Shares of Sonos (NASDAQ:SONO), a provider of home sound systems -- with products that include speaker sets, mounts, stands, and cables -- were down 12% as of 2:41 p.m. EST following broader market declines and a tech sell-off.
Today's decline essentially offsets the company's 9% gain on Friday after it released fourth-quarter results that were stronger than expected. Thanks to a solid launch of its Beam smart soundbar, fourth-quarter revenue jumped 27.5% versus the prior year, and Sonos sold 1.12 million products, which was a 47% jump. This is a good reminder for investors that sometimes stocks go up with little direct rhyme or reason, and sometimes they go down.
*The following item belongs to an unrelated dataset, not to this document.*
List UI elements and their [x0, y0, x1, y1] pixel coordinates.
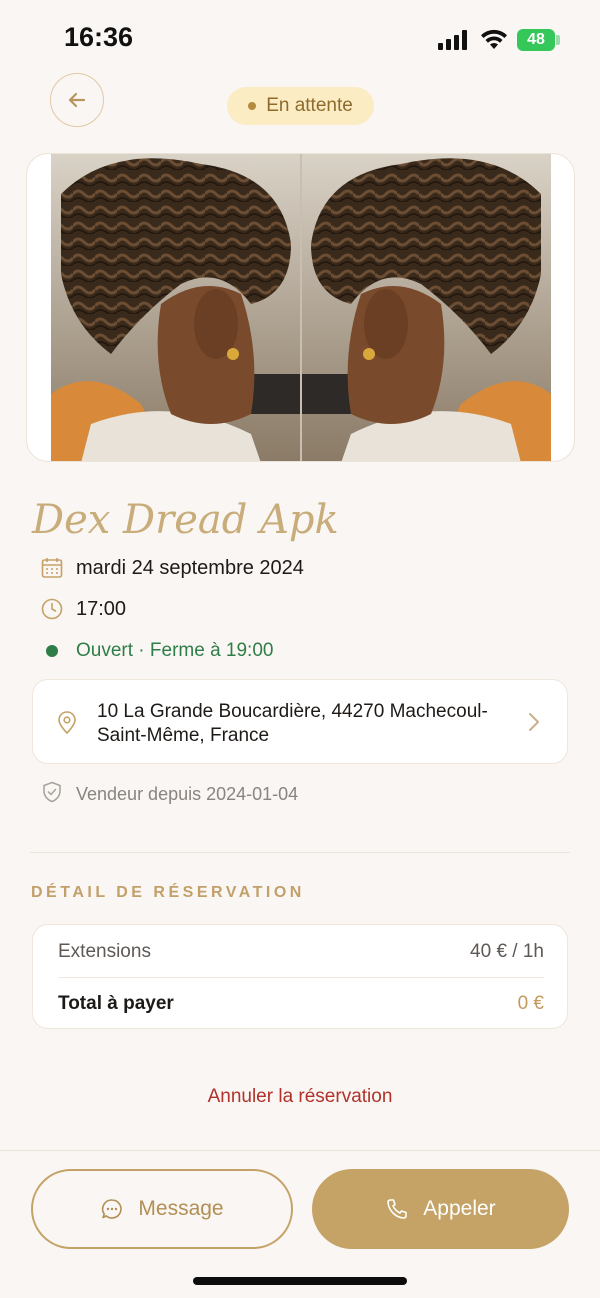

In fact, Sonos especially has a track record of volatility, as you can see in the graph below.
Going forward, and ignoring day-to-day swings such as today's 12% decline, the company appears positioned to provide investors with sustainable growth in a strong economy. The good news for investors is that the company is likely to take its fourth-quarter momentum into the holiday season when consumers will be looking to purchase smart speakers in huge numbers. Management believes both revenue and adjusted EBITDA will grow faster next year than its long-term targets of 10%-plus and 20%, respectively. The one thing for investors to watch, however, is the company's margins, which have been pressured slightly from sales of lower-priced products. Ultimately, long-term investors should take today's 12% decline amid a broader tech sell-off with a grain of salt; the company is doing well.